Persaingan datang dari Cili, Kanada serta Kepulauan Faroe yang mengekspor salmon. Ekspor dari Inggris ke Asia tetap stabil. Diukur dalam dolar Amerika Serikat, nilai global ekspor salmon ke Asia telah meningkat sekitar 15 persen.
“Dalam ekspor langsung, pangsa pasar salmon Norwegia ke Asia telah berkurang dari 60 menjadi 46 persen periode paruh pertama tahun 2018. Meskipun Norwegia tetap pemasok salmon terbesar ke Asia, posisi Norwegia sebagai pemasok salmon sedang ditantang. Cili sekarang memasok salmon segar ke Tiongkok dan Israel,” jelas Paul, dikutip dari Norwegian Seafood Council.
“Ekspor salmon Norwegia per negara bisa sekitar 1 juta salmon. Sasaran ditujukan ke negara-negara lain, termasuk Indonesia.Kita harus menahan (gencaran ekspor) itu. Kebiasaan orang kita, konsumsi makanan impor lebih bergengsi. Padahal, tidak demikian, kita punya ikan lokal yang juga lebih bergizi,” Machmud menambahkan.
Advertisement
Ikan lele dan patin
Kampanye ‘Gemar Makan Ikan’ sebagai upaya sosialisasi ikan terus dilakukan Kementerian Kelautan dan Perikanan. Sebanyak 233 kabupaten/kota di Indonesia menjadi sasaran peningkatan bagaimana mengelola ikan lokal. Jika penanganan dan penyimpanan ikan lokal tertata bagus, kualitas ikan lokal terjamin mutu.

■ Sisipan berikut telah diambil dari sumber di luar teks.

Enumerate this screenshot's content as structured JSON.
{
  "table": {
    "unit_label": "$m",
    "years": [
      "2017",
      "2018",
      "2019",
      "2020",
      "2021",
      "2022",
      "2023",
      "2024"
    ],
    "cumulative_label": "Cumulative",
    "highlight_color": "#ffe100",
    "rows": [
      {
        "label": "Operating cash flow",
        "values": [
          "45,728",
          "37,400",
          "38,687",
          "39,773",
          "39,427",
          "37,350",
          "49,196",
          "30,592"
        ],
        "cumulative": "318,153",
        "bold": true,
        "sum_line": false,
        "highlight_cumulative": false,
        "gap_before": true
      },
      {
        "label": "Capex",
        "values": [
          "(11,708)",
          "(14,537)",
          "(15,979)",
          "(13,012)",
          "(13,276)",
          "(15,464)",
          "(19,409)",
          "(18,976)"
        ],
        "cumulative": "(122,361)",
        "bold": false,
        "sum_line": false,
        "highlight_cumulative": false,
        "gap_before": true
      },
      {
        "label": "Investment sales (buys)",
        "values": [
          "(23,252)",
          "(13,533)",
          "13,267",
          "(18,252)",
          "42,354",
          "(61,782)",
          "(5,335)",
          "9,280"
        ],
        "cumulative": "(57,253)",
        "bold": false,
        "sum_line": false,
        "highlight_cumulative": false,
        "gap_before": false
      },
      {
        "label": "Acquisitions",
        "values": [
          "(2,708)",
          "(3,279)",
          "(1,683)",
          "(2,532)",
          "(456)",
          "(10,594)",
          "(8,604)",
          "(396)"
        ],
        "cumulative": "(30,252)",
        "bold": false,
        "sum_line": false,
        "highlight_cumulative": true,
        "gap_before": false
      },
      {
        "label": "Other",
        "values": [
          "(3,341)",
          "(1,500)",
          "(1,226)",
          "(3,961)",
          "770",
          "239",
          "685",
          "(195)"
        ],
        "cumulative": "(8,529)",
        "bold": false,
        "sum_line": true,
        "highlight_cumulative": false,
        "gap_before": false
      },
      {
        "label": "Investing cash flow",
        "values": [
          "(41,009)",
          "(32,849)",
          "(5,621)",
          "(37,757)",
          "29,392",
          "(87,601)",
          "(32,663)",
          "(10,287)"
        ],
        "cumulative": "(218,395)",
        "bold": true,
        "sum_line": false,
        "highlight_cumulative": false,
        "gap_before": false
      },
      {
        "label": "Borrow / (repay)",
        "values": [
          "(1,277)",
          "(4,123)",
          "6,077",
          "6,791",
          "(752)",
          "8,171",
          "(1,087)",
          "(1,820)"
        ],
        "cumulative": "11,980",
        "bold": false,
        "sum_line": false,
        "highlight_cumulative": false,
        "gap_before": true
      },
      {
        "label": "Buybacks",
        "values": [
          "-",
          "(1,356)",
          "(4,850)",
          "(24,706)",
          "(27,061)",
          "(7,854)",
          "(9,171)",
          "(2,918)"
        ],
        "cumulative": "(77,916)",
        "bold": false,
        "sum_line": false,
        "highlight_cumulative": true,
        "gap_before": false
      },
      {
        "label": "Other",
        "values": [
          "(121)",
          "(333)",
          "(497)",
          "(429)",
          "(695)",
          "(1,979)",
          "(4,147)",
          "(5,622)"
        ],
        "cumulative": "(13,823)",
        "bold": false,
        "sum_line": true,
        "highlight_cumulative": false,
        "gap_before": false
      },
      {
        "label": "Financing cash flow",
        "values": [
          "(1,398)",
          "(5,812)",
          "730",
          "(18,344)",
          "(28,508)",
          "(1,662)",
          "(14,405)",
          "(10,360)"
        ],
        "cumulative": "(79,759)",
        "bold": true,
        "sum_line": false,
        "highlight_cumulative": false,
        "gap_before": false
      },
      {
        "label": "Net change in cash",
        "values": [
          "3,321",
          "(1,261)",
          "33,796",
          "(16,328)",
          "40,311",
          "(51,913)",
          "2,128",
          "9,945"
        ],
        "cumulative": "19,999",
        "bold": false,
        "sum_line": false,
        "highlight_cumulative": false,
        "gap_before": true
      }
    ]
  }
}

Sistem rantai dingin (cold chain system) yang menggunakan es batu untuk menyimpan ikan hasil tangkapan bisa menjadi strategi. Rantai dingin juga mencegah permasalahan susut hasil pasca panen perikanan (fish losses), yang mana ada kerugian produksi ikan. Hal ini terjadi akibat kerusakan fisik dan kemunduran mutu ikan.
Di sisi lain, Machmud menyampaikan, masyarakat tak hanya bisa mengonsumsi ikan kembung. Ikan lain, seperti ikan lele dan patin juga bergizi tinggi. Berbeda dengan ikan laut, yang harganya bisa berubah karena dipengaruhi musim dan permasalahan susut hasil pasca panen, harga lele dan patin cenderung stabil dan murah.
“Laporan kami sampai sekarang, Indonesia produksi lele itu hampir 1 juta ton lebih. Kalau patin sekitar 400.000 ton. Kedua ikan ini juga bergizi. Punya protein tinggi,” tutupnya.